Les enfants nous apprennent la mimologie, quand ils commencent à parler. Il faut bien entrer dans le logos avec les moyens du bord. Et c'est à cette occasion qu'on ressent les liens étroits entre mots et choses. Ensuite, nous les oublions, car l'habitude est une école d'oubli. Le mot table devient table, le prénom Jérôme devient Jérôme, le verbe mordre mord, et ce n'est que par la littérature ou la rêverie qui sourd parfois du langage lui-même et nous prend au dépourvu qu'il nous est possible de les délier de ce trop de nature, de retrouver en eux le goût de l'aventure et de l'imprévu, de l'accident et de la rencontre, de la musique improvisée, en quelque sorte. Ça me frappait beaucoup hier, alors que j'écoutais, absolument fasciné, un enregistrement du New Phonic Art à Baden-Baden, en 1971. Ah, c'est peu dire que ce groupe aura joué un rôle capital dans ma vie ! La rencontre miraculeuse de Michel Portal, de Vinko Globokar, de Jean-Pierre Drouet et d'Alsina a donné naissance à une musique absolument inouïe, et qui touche au plus profond de ce que je suis. Je crois bien que ce groupe n'a jamais eu de descendants, ni même d'épigones, car leur musique est tellement liée à ce qu'ils sont (à la fois instrumentistes de premier plan et compositeurs) qu'elle ne peut être pensée ni analysée avec les outils habituels. La qualité d'écoute qu'ils avaient développée, je ne l'ai jamais retrouvée ailleurs, et ce qu'ils ont fait dans ces années-là, personne ne l'a refait. À chaque fois que je les écoute, je reconnais chacun d'entre eux, avec sa très forte personnalité, mais j'entends également le son d'ensemble, cette chimère si originale qu'ils ont su créer. Ni ensemble ni solistes et pourtant les deux à la fois. L'équilibre est simplement parfait. Ils sont allés à la source du langage musical, comme des enfants qui découvrent les mots et leur pouvoir, le rapport entre le son et le vocabulaire. Je dois être une des seules personnes au monde à parler encore quelquefois du New Phonic Art (je les ai fait entendre dans Double silence plein la bouche). Monde englouti. J'en suis bien triste, mais c'est ainsi. Gardons ce trésor par-devers nous et espérons que des curieux, à l'avenir, tomberont sur ces sons et ces noms et sauront les entendre comme ils le méritent. 

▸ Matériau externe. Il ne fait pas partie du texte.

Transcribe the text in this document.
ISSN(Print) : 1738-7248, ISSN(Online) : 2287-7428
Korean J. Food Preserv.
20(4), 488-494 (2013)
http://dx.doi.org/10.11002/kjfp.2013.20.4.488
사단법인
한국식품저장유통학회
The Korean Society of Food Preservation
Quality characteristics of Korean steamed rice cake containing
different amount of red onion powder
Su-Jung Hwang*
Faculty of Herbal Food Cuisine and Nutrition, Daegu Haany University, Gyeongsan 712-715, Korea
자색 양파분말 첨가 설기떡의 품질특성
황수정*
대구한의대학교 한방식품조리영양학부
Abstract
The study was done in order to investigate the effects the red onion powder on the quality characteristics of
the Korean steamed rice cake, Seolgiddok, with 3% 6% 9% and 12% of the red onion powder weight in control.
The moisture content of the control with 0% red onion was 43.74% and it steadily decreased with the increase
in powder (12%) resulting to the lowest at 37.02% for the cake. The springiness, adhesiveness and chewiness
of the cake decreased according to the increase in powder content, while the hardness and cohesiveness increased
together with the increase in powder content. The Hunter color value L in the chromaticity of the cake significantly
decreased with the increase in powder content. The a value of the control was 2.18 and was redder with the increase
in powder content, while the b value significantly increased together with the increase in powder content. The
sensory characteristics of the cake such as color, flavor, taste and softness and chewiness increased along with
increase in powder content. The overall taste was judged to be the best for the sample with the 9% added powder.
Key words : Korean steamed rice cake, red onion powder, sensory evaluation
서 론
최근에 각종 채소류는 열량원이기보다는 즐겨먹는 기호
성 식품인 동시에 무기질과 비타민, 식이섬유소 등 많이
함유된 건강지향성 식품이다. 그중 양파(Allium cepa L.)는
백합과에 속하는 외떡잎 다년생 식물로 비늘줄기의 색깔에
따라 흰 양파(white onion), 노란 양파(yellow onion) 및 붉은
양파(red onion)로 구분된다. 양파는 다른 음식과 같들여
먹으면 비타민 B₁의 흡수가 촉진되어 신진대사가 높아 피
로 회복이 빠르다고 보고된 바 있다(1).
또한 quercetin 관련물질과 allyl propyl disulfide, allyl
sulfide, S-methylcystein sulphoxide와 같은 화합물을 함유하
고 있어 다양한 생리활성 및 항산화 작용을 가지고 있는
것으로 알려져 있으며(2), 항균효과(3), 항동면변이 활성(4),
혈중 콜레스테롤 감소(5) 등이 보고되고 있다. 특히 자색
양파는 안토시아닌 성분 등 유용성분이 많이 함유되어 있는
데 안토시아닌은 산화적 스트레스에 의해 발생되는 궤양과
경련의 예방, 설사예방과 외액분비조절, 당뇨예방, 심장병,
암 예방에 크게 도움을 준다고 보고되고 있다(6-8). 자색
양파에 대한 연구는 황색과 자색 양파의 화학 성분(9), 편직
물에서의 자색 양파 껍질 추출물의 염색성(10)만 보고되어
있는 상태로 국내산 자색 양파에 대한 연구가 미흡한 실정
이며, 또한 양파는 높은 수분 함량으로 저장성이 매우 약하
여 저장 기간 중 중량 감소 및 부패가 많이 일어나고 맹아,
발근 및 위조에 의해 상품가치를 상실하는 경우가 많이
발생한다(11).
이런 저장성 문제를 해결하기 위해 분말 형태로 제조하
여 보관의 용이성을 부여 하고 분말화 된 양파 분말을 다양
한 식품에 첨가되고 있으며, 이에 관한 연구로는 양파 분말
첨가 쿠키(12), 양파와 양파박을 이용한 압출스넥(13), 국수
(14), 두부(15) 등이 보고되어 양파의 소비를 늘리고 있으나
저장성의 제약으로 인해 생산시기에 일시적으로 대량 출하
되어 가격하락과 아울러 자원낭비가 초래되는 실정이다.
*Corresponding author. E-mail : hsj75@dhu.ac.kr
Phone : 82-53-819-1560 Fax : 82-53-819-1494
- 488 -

Ici, j'ai envie de citer le célèbre poème de Francis Ponge extrait du Parti pris des choses : Pluie, qui me paraît très à-propos. Le New Phonic Art aurait dû le copier sur la pochette des disques qu'ils ont enregistrés. 

« La pluie, dans la cour où je la regarde tomber, descend à des allures très diverses. Au centre c’est un fin rideau (ou réseau) discontinu, une chute implacable mais relativement lente de gouttes probablement assez légères, une précipitation sempiternelle sans vigueur, une fraction intense du météore pur. À peu de distance des murs de droite et de gauche tombent avec plus de bruit des gouttes plus lourdes, individuées. Ici elles semblent de la grosseur d’un grain de blé, là d’un pois, ailleurs presque d’une bille. Sur des tringles, sur les accoudoirs de la fenêtre la pluie court horizontalement tandis que sur la face inférieure des mêmes obstacles elle se suspend en berlingots convexes. Selon la surface entière d’un petit toit de zinc que le regard surplombe elle ruisselle en nappe très mince, moirée à cause de courants très variés par les imperceptibles ondulations et bosses de la couverture. De la gouttière attenante où elle coule avec la contention d’un ruisseau creux sans grande pente, elle choit tout à coup en un filet parfaitement vertical, assez grossièrement tressé, jusqu’au sol où elle se brise et rejaillit en aiguillettes brillantes.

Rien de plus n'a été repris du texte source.